First, and the most obvious, lawyers must understand and be competent when using technology in their practice. Attorneys are required to grasp the technology used concerning confidentiality matters, safekeeping of trust property, communicating with opposing counsel, and in supervisory roles for lawyers, as well as non-lawyers.

Second, regarding confidentiality, attorneys are required to take reasonable precautions to maintain confidentiality and not inadvertently, or otherwise, allow unauthorized access to confidential material.

From the American Bar Association 2018 Midwinter Meeting:

“A lawyer should make reasonable efforts to prevent disclosures or access, such as avoiding a lawyer’s sending an email to the wrong person, someone’s “hacking” into a law firm’s network, or staff’s posting client information on the internet.”

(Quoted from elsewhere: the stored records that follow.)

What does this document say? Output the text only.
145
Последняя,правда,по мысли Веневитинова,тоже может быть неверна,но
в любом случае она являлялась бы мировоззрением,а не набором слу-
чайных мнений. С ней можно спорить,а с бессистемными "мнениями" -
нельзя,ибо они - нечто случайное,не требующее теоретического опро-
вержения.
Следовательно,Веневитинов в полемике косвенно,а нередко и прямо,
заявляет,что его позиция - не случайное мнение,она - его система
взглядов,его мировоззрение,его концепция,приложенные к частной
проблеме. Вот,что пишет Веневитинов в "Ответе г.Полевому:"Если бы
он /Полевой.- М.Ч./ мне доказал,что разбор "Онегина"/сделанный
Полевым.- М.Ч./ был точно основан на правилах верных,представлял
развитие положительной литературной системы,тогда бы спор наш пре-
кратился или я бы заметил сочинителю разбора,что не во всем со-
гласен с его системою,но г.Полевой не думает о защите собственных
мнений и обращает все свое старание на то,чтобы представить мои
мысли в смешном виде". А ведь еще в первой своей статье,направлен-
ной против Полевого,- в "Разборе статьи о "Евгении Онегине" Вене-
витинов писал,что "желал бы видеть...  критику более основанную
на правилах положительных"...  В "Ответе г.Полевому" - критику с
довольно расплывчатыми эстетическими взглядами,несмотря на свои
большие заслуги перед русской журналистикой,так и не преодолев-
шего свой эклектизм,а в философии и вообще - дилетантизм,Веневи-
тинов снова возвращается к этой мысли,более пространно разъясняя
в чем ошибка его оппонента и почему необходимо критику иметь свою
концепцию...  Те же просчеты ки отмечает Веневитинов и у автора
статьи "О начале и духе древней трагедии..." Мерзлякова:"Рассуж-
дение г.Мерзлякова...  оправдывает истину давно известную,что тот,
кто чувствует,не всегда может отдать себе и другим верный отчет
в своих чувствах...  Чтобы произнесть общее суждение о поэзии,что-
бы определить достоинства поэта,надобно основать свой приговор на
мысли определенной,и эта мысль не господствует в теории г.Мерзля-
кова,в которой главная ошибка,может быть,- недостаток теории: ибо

Maintaining Safe Technology

In addition to competency and confidentiality, the ABA also encourages lawyers to maintain quality technology and keep it updated and guarded against potential hacks or loss of vital information. The following points were established:

  • A lawyer should keep abreast of changes in the law and its practice, including the benefits and risks associated with relevant technology.

  • A lawyer should make sure that his or her computer system has updated antivirus software and other security software, including a firewall. He/she should consider keeping software current but also replacing software that is no longer being updated.

  • A lawyer should consider regular automatic backups of computer systems. In anticipation of natural disasters, a lawyer should also consider having such backups in more than one location or at least remote geographically from the primary computer system.

Ethical Lapses

Simply ignoring technology is not a solution, either. It impacts nearly every aspect of the legal profession. Failing to understand technology or trying to dismiss it can constitute an ethical lapse. For example, there can be penalties for lawyers who do not realize their moral obligations regarding technology. Several cases have resulted in judgments against lawyers who failed in fulfilling their cyberworld ethical duties. Examples include monetary sanctions, orders to write articles detailing lapses, and being forced to accept reduced fees.

Cases cited for ethical lapses include:

  • Swofford v. Eslinger, 2009 LEXIS 111064 (M.D. Fla. Sept. 28, 2009) (sanctions imposed against in-house counsel for failure to preserve evidence);

  • St. Paul Reinsurance Co. v. Commercial Fin. Corp., 198 F.R.D. 508 (N.D. Iowa 2000) (counsel ordered to write an article explaining why it was improper to assert unfounded objections);

  • Chen v. Dougherty, 2009 WL 1938961 (W.D. Wash July 7, 2009) (attorney’s novice eDiscovery skills could not command the rate of experienced counsel).

A Word about AI (Artificial Intelligence)

As technology advances AI is almost certainly going to play a more significant role in nearly every profession, the legal profession being no exception. Jose Lazares, vice president of Product Strategy and Business Management at Intapp says, “I think when we are talking about ethics, and AI…we’re really talking about machines and algorithms replacing human decision-making and the implications of that.”

If it raises a red flag that having a machine make decisions for us might not be in our best interest, Lazares has an answer for that concern. He says, having a human oversee and possibly override AI decisions mitigates the issue because a human will have a chance to “review and understand” how the initial AI decision was reached.

Perhaps, but others point out some AI decisions are very complicated and may not be easy to understand and review. Additionally, some AI companies will not be eager to share information on proprietary technology and may not want to reveal the fact that AI decisions are not always a 100 percent accurate.

Finally, Johannes Stiehler, CTO at e-discovery and analytics company Ayfie, cites ethical concerns with AI that revolve around accountability.

“The question of culpability is going to be key to these ethical discussions, in law as much as in medicine,” he says.


As AI and other technologies evolve, what ultimately remains to be seen is how the legal profession will continue ensuring adherence to its ethical responsibilities as it continues using all forms of technology.